Again, her words were cut off by her mother’s outstretched hand. “Marriage and relationships are hard enough when you have everything going for you. When you don’t, it’s doomed from the start.”
Here we go again, Alisha thought.
Her shoulders drooping with worry and fatigue, her mother said, “Arjun is a very nice boy. If you don’t want him, then say so. He deserves that much. He actually deserves better.”
“Deserves better than me, you mean?” Alisha caught her breath as hurt swarmed through her.
“Yes. He definitely deserves better than marriage to a woman who is in love with his younger brother.”
“I’m not in love-“
“Whatever you are,” Her mother had obviously decided not to let her finish a sentence in this conversation. “you are with Vivaan, not Arjun.”

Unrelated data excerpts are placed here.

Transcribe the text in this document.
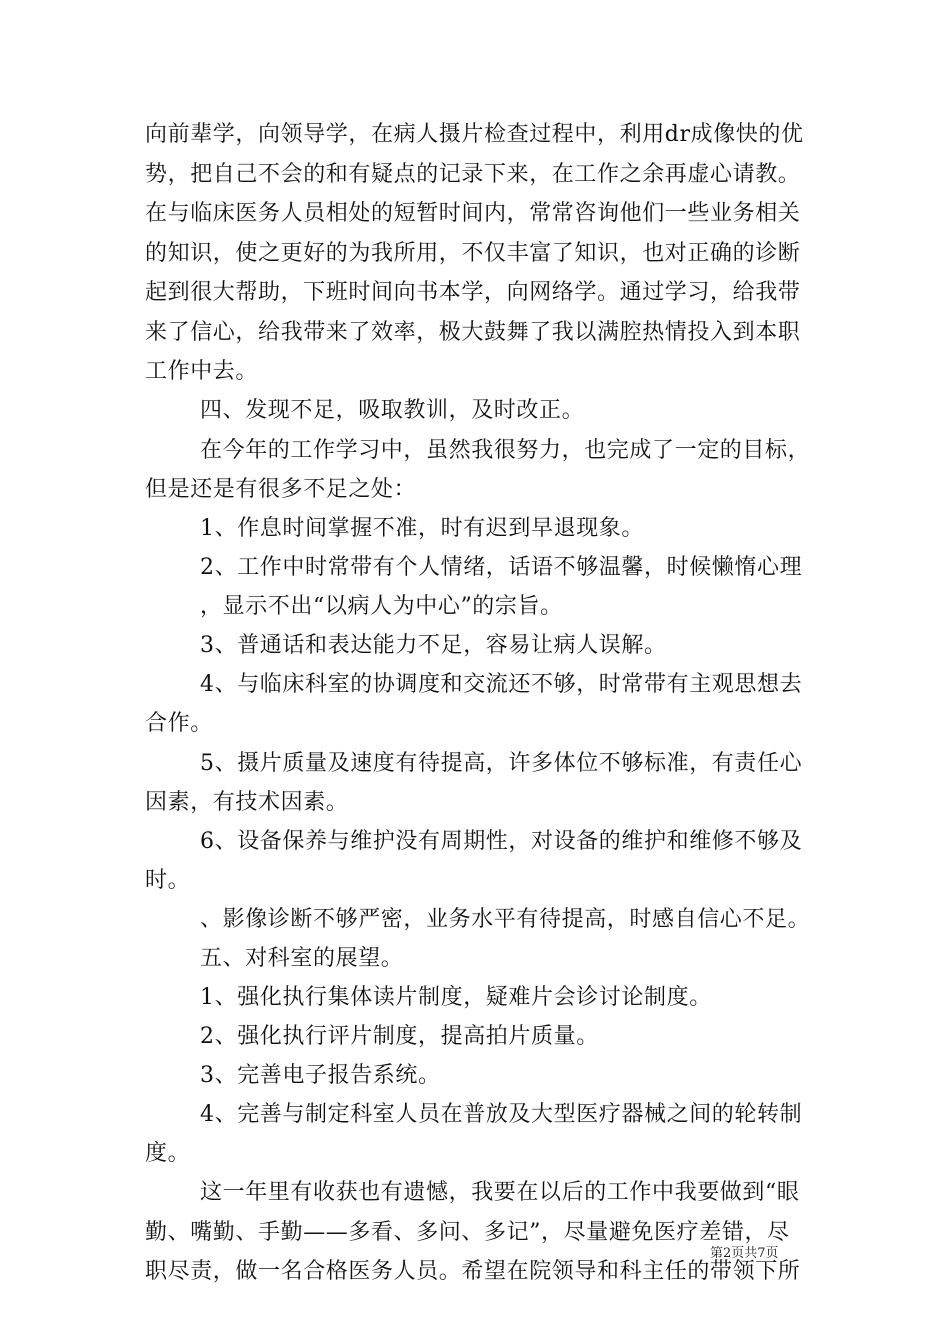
向前辈学，向领导学，在病人摄片检查过程中，利用dr成像快的优
势，把自己不会的和有疑点的记录下来，在工作之余再虚心请教。
在与临床医务人员相处的短暂时间内，常常咨询他们一些业务相关
的知识，使之更好的为我所用，不仅丰富了知识，也对正确的诊断
起到很大帮助，下班时间向书本学，向网络学。通过学习，给我带
来了信心，给我带来了效率，极大鼓舞了我以满腔热情投入到本职
工作中去。
四、发现不足，吸取教训，及时改正。
在今年的工作学习中，虽然我很努力，也完成了一定的目标，
但是还是有很多不足之处：
1、作息时间掌握不准，时有迟到早退现象。
2、工作中时常带有个人情绪，话语不够温馨，时候懒惰心理
，显示不出“以病人为中心”的宗旨。
3、普通话和表达能力不足，容易让病人误解。
4、与临床科室的协调度和交流还不够，时常带有主观思想去
合作。
5、摄片质量及速度有待提高，许多体位不够标准，有责任心
因素，有技术因素。
6、设备保养与维护没有周期性，对设备的维护和维修不够及
时。
、影像诊断不够严密，业务水平有待提高，时感自信心不足。
五、对科室的展望。
1、强化执行集体读片制度，疑难片会诊讨论制度。
2、强化执行评片制度，提高拍片质量。
3、完善电子报告系统。
4、完善与制定科室人员在普放及大型医疗器械之间的轮转制
度。
这一年里有收获也有遗憾，我要在以后的工作中我要做到“眼
勤、嘴勤、手勤——多看、多问、多记”，尽量避免医疗差错，尽
职尽责，做一名合格医务人员。希望在院领导和科主任的带领下所
第2页共7页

The words seemed to actually physically hurt her mother. Alisha ached to ease the lines of worry on her mother’s face but before she could say an
ything her mother turned and left. Mind whirling from everything that had been said, Alisha collapsed back on to the bed. She was back to square one. Staring at the ceiling.
---***---
Chapter 20
“He said yes. Arjun said yes.”
Vivaan’s heart sank as he stared at his mother’s beaming face.
“Did he?” Somehow, he never knew how, he managed to keep his tone neutral. He’d known this moment was coming. He just hadn’t known how soon. Of course, Arjun had said yes. Who wouldn’t say yes to Alisha?
“Yes.” His mother wiped down the counter, chattering like a magpie. “He called and told us last night. Chachi is organizing a dinner for all of us once she finalizes things with Alisha’s family. I’m so happy for them.”
She stopped, her face turning pensive. “It’s sad that things didn’t work out between Arav and Pooja. Such a nice family but I think that girl is still too young for marriage.”
Vivaan managed a noncommittal grunt. Work. He had to get to work and away from the marriage madness that seemed to be engulfing his family.
“Do you remember Pankaj uncle and Rinki aunty from Delhi? Our old neighbours?”
“Hmm.”
“They had also contacted us. They are looking for someone for their daughter Sonia. You remember her?”
“Vaguely.”
All Vivaan remembered was a thin girl with two tight braids and an unfortunate habit of sucking her thumb even at the age of eight. Arav would be overjoyed. The thought almost made him smile. Almost. His smile had disappeared with his mother’s ‘Arjun said yes.’ Fuck. He’d said yes and Vivaan was sure so would Alisha. After all, Arjun checked all her boxes. Yippee for the two of them.